Conséquences économiques et sociales des pollinoses

Icône de l'outil pédagogique Les coûts sociaux et économiques de l'allergie : étude de cas en Rhône-Alpes

L’estimation totale des dépenses (« estimation basse ») liées à l’ambroisie pour la population 1
représente, en 2008, 5,6 millions d’euros. Ces estimations, réalisées à partir des données de
remboursement de l’Assurance Maladie du régime général, recouvrent différents types de prestations :
• les dépenses de médicaments : 1,93 millions d’euros (34,7 % du total) ;
• les actes de consultations : 2,07 millions d’euros (36,9 %);
• les tests biologiques de recherche d’IgE : 90 000 € (1,6 %) ;
• les actes de désensibilisation et les tests allergologiques cutanés : 247 000 € (4,4 %) ;
• les coûts des arrêts de travail : 1,26 millions d’euros (22,4 %).
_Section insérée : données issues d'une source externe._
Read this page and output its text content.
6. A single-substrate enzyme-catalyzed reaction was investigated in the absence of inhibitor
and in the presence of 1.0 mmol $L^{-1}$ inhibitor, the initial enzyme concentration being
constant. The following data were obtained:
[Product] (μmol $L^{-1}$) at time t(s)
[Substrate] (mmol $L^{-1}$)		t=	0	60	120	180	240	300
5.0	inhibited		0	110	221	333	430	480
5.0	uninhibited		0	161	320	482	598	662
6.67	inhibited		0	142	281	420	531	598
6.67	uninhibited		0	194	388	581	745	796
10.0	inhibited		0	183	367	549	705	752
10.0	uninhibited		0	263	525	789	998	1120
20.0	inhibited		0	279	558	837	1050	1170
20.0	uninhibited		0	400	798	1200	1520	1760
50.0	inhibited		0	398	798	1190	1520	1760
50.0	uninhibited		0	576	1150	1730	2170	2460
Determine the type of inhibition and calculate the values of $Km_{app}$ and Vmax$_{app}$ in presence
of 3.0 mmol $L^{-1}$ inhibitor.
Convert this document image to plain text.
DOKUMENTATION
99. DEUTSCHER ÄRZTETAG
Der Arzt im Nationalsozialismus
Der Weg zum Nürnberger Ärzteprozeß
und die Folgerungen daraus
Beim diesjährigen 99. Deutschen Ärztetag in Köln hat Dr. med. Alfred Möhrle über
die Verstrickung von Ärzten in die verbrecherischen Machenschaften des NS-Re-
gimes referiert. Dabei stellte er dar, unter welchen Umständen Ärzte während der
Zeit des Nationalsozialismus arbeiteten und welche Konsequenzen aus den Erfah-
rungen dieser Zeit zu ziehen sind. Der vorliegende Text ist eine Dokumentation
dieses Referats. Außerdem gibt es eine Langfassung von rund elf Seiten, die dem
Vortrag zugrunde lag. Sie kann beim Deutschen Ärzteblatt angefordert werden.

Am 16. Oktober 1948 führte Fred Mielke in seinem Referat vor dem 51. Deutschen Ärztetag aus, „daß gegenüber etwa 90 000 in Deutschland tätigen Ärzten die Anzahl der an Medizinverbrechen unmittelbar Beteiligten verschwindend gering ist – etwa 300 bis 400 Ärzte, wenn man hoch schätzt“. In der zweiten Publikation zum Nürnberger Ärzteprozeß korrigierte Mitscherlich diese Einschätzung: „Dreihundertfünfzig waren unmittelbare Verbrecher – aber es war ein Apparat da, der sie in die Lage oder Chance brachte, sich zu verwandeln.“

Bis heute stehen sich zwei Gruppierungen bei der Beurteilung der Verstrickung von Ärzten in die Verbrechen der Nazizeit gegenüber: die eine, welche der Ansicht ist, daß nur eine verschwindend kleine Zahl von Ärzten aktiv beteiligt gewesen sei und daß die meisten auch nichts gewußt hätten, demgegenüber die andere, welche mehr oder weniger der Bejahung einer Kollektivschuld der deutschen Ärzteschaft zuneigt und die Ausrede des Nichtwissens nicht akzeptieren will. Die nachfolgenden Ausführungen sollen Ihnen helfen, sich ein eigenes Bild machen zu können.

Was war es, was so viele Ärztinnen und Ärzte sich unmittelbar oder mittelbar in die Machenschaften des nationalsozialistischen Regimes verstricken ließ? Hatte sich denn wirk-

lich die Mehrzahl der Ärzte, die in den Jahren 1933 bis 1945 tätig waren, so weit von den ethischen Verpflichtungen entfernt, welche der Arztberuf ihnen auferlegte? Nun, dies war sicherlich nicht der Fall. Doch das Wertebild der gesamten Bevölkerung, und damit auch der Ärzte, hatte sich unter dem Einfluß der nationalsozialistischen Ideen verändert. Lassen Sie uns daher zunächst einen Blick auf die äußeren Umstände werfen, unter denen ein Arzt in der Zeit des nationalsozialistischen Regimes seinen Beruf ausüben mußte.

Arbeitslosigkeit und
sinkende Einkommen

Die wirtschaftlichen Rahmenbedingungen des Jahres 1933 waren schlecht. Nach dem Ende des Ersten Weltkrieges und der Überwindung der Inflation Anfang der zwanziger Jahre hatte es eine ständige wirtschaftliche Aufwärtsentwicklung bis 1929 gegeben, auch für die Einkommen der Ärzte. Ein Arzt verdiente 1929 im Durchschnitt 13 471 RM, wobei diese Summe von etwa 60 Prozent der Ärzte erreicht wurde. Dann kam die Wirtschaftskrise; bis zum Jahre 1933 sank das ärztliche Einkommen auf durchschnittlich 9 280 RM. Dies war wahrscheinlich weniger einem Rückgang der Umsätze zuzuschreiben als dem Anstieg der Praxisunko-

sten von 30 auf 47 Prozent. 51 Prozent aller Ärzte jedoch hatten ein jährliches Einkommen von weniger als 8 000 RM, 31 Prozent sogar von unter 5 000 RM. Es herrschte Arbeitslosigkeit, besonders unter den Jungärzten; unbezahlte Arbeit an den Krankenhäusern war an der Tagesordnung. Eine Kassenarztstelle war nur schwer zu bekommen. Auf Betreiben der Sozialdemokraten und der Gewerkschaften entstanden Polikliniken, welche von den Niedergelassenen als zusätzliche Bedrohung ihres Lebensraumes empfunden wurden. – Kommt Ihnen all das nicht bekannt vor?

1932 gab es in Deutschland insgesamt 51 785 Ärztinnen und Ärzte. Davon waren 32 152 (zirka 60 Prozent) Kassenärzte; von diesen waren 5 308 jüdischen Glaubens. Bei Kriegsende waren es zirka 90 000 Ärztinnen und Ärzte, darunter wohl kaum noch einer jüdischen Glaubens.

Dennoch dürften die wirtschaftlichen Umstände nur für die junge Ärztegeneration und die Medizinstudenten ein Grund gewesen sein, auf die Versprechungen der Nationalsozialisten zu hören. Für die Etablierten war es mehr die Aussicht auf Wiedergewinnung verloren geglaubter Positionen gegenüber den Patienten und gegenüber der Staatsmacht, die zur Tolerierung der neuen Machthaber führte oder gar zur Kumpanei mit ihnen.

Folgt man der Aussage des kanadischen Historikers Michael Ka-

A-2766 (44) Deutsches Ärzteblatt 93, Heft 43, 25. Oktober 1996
La population 1+2, « présumée allergique » à l’ambroisie, représente en Rhône-Alpes en 2008 plus de
161 000 personnes assurées du régime général. Elle correspond à un taux de 35 ‰ de la population
régionale des 6-64 ans, taux inégalement réparti au niveau départemental puisqu’il atteint 50 ‰ dans
Drôme contre 22 ‰ en Haute-Savoie. De la même manière que la population 1, on observe une disparité
au niveau cantonal avec une concentration des taux cantonaux les plus élevés autour des mêmes zones,
à savoir le sud du département du Rhône, le nord de l’Isère et de la Drôme, le taux cantonal maximum
pouvant atteindre 68 ‰ (graphique 7).
« L’estimation haute » des dépenses totales liées à l’ambroisie correspond, en 2008, pour la population
1+2 à 8,5 millions d’euros qui recouvrent :
• les dépenses de médicaments : 3,17 millions d’euros (37,1 % du total) ;
• les actes de consultations : 3,09 millions d’euros (36,1 %);
• les tests biologiques de recherche d’IgE : 154 000 € (1,8 %) ;
• les actes de désensibilisation et les tests allergologiques cutanés : 400 000 € (4,7 %) ;
• les coûts des arrêts de travail : 1,74 millions d’euros (20,3 %).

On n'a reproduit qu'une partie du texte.